Tuesday, May 20, 2014

Carbon Fibers: Precursor Systems, Processing, Structure, and Properties

  1. Dr.  Erik Frank, 
  2. Dipl.-Chem. Lisa M. Steudle, 
  3. Dr. Denis Ingildeev, 
  4. Dipl.-Chem. Johanna M. Spörl and
  5. Prof. Michael R. Buchmeiser*  
Angewandte Chemie International Edition
Volume 53Issue 21pages 5262–5298May 19, 2014

This topic is completely outside of my area of expertise. I bet I'm going to be starting many a post with this sentence on this blog, so it seems like something appropriate to start this blog with. But yes, carbon fibers. The picture that first popped into my head was a string of something made out of stretchy carbon, like a polyethylene bag, but spun into some sort of fibers to make a sweater. The first sentence of the review mentions that these are things that are 92% at least made of carbon and later it's mentioned that they can be incorporated into textiles, so I was on the right track, if not completely wrong in the end anyways.

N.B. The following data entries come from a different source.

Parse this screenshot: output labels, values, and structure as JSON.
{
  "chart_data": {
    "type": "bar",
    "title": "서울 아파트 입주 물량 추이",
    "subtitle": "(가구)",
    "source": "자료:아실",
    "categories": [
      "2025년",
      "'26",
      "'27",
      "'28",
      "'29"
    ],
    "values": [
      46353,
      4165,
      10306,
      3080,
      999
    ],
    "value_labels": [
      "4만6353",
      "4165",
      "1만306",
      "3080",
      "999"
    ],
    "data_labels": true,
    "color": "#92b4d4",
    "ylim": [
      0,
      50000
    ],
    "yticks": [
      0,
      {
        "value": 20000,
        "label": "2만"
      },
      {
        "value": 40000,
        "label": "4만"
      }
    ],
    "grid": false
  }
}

  1. I made a point of not checking the Wikipedia entry on 'carbon fibers' until after finishing the review. But maybe I should have since it complements the article very well, especially in terms of polyacrylonitrile (PAN) that is used for making most of carbon fibers today.
So carbon fibers. Basically you take an ordered material, such as PAN, or some sort of tar pitch that is sort of polymeric, or even cellulose, and as I learned at the end even polyethylene. Now you have to spin this material into fibers with a big spooling machine, and the way this is done, with solvents, with additives, or without all that, and depending on the shape of the vessel and the speed of the spinning, will give you fibers that hopefully won't fuze together at the end. Afterwards this material is heated until heteroatoms are lost and you're mostly left with carbon. Then the temperature is increased to as much as a couple thousand degrees Celsius in order to turn the stuff into a material that is mostly graphite, but is sort of bent and has some hole features. That turns out to be key in fibers having these high tensile strengths. They end up being used in composite materials with plastics and make them much, much stronger.  

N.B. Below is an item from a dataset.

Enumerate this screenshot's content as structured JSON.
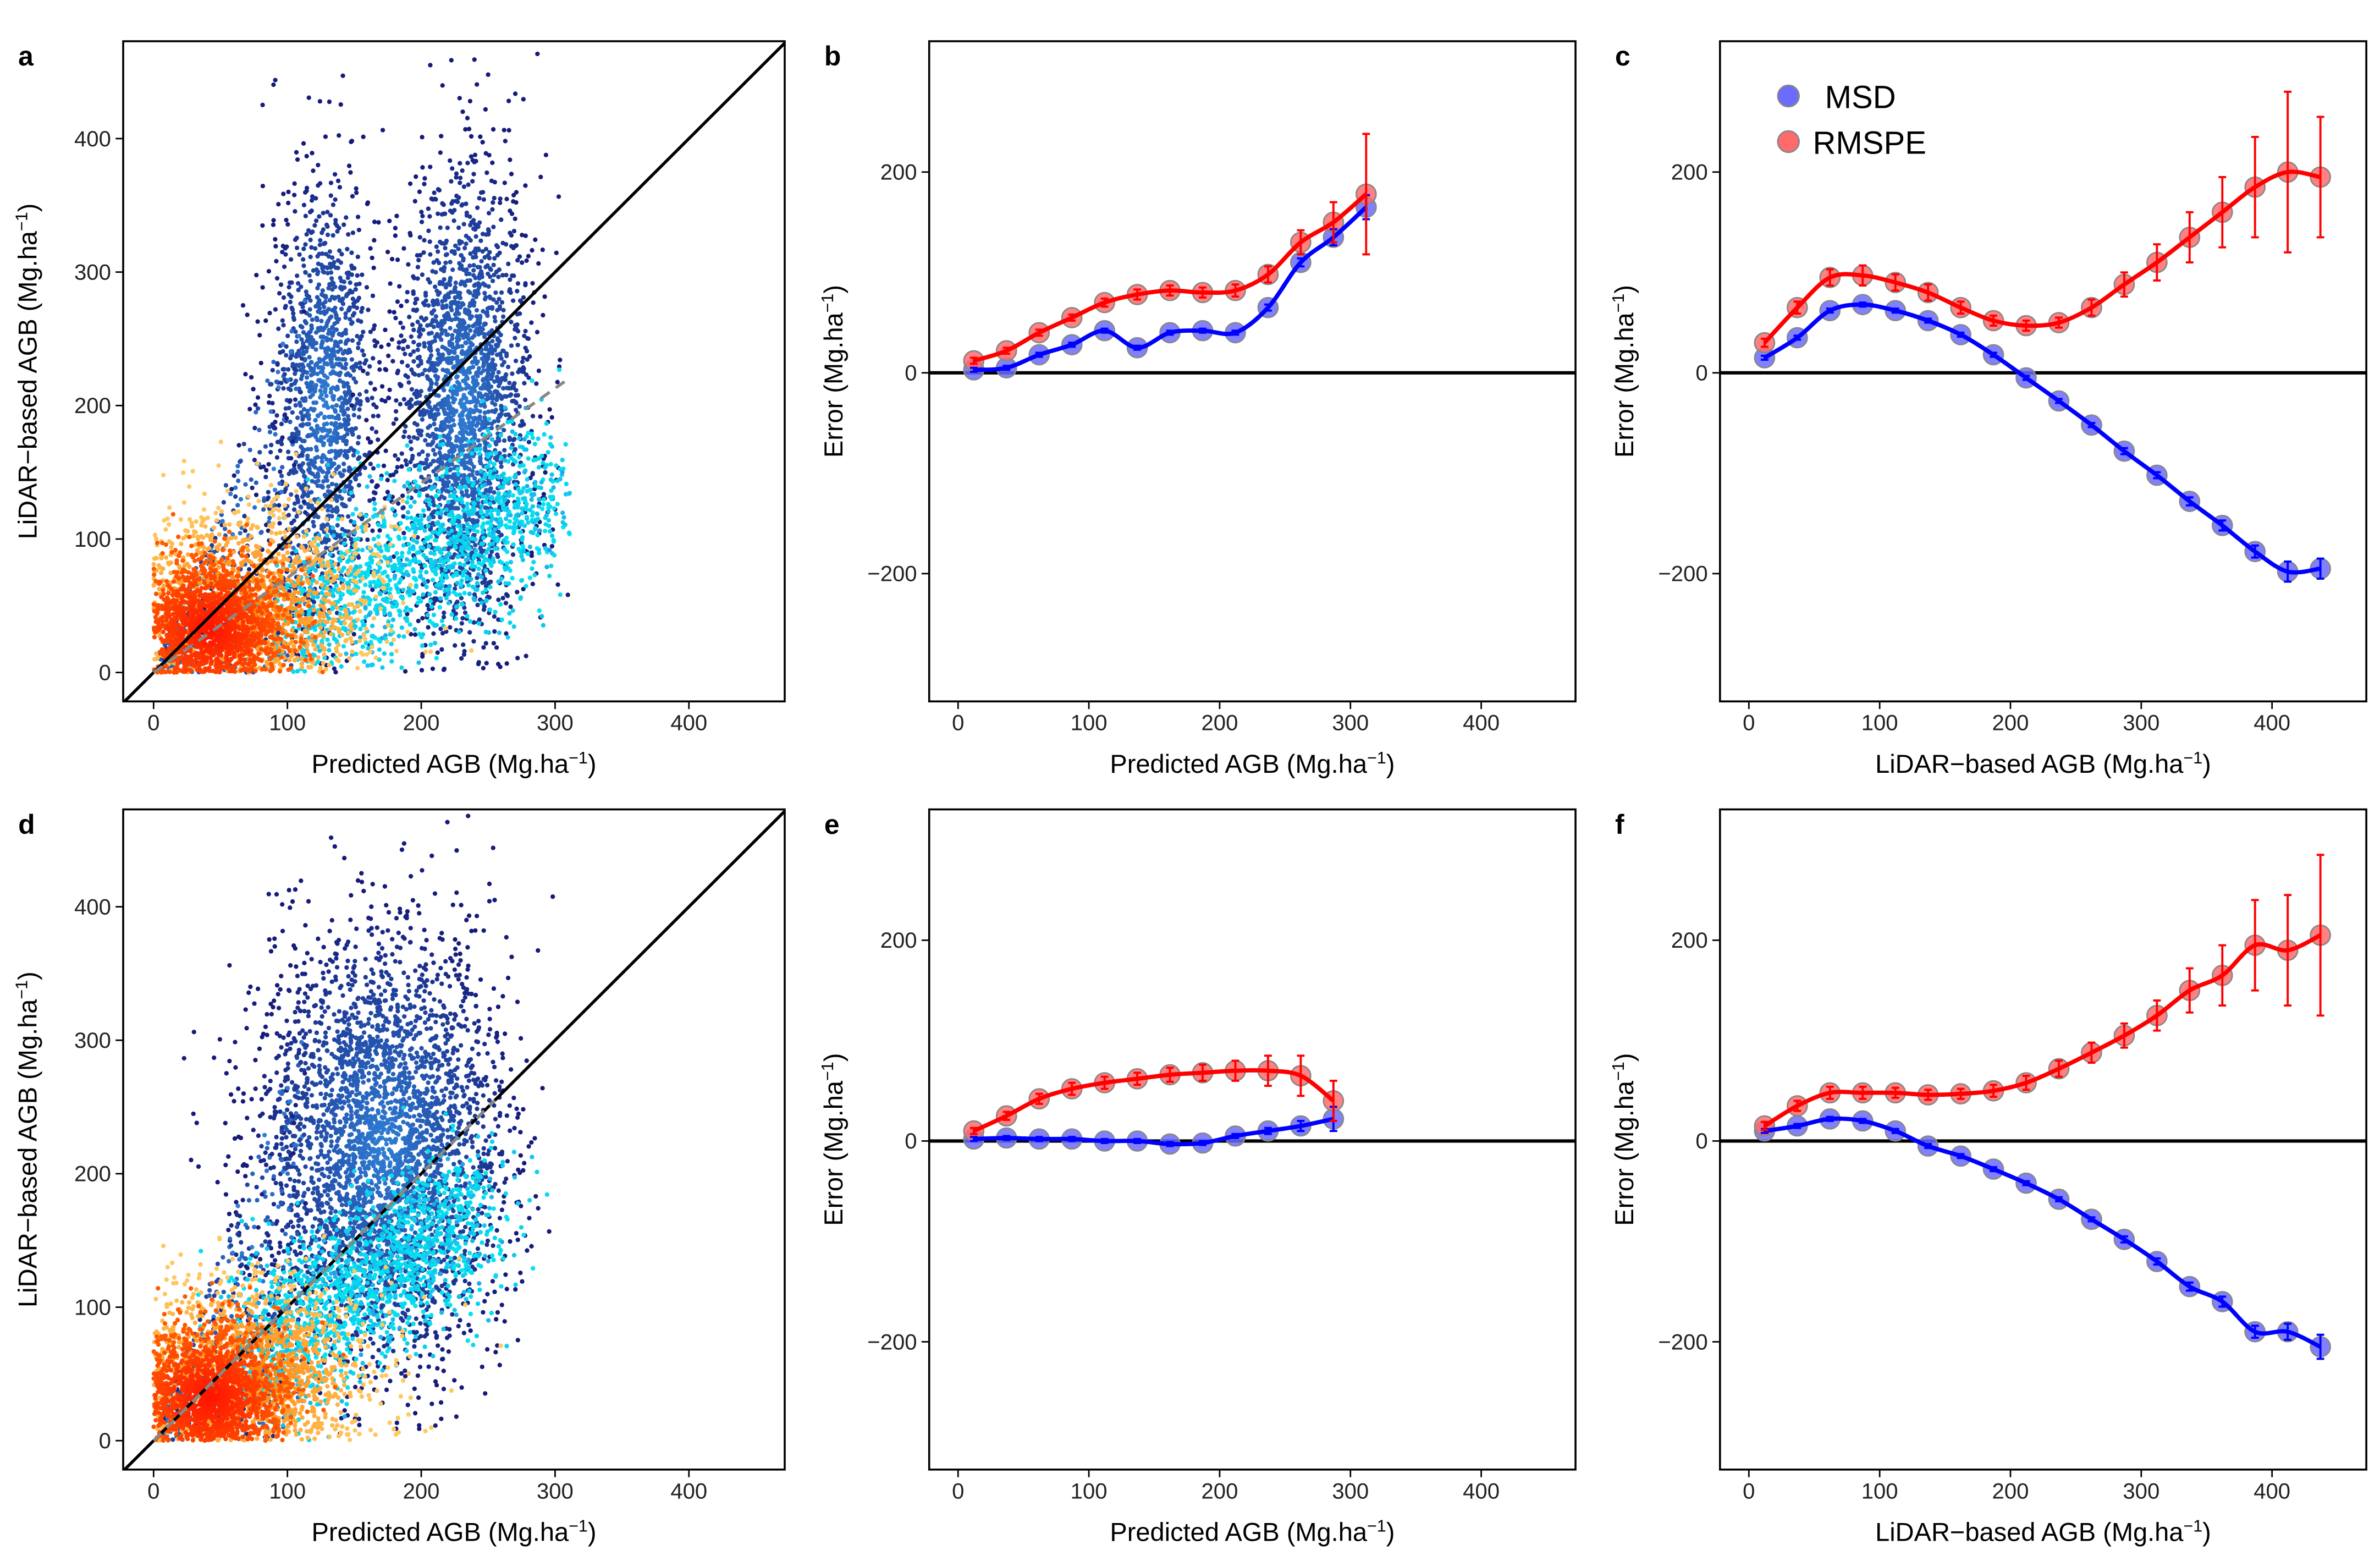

The review is very detailed and goes into the steps that are needed to turn PAN into a cyclyzed and dehydrogenated polymer that is ready for carbonizing… but then you have to oxidize it or the carbonization process won't take place properly. The oxygen leaves with some hydrogens and also helps HCN to leave (getting rid of that pesky nitrogen part and getting the carbon content high). Sounds like an enormous industrial undertaking, and it was, as you start realizing as you go through this 30 page review.
PAN precursors very were successful, but people are always interested in using renewable sources (such as pitch from coal… okay maybe not that section) such as cellulose. It turns out that cellulose needs to be spun very orderly before carbonizing to have a chance and it still doesn't compete so well with PAN (has anyone tried chitosan?). Lignin sounded like a better plan to me by the time I got to that section, since lignin has less heteroatoms to start with and seems to me to be better set up for carbonization than cellulose which really loses a lot of weight as CO due to the high oxygen content. However, lignin gave really bad results and was a big disappointment in terms of the section as well. It sounded like reminiscing by the primary PI with no pictures and anecdotes with paragraphs that took up half a page or more. This section almost killed me with its writing style and practical failures. That is, until I made it past it and got to the PE section where the results seem to be a bit better. Plus PE allows to make carbon fibers with weird shapes…

One thing I forgot to mention is that obviously carbonizing this stuff in an oxygen atmosphere is not done too often since your carbon will burn and fly away as carbon monoxide or dioxide, and the atmosphere affects the graphitization of the fibers. The last section is actually pretty fun and it talks about the structure of the final stuff with some pretty hypothetical schematics of what they look like. Plus, I realized that Raman spectroscopy is a good way to determine the level of carbonization and that it's possible to take an X-Ray of a carbon fiber… but solid state NMR with magic angle spinning still sounds (and looks from the date in the review) more reasonable.
I don't have any wish to make my summary of this 30 page review to get to record proportions, especially since this is my very first post. So… in the end, if you don't know much about carbon fibers, you're probably better off with reading Wikipedia. You will definitely learn more from reading the review and it will definitely be more memorable. But, you know… 32 pages. They really went overboard in some places, and especially in that lignin section. Still, I bet it's a useful summary for the many excellent scientists in industry, and some in academia I guess, who are working in this very important area that I am ashamed to say I was ignorant of before.
I do not check the biographies of the authors before finishing the review. That way lies madness, and by madness I mean time-wastage. Afterwards, I checked and it's a PI with two students, and two people who work at a specialty institute for carbon fibers. They are Germans, which sounds about right as this is one of those countries (along with the States and Japan like I learned from the review) that are capable of funding these huge research efforts into these products that have very clear industrial applications but require a lot of development.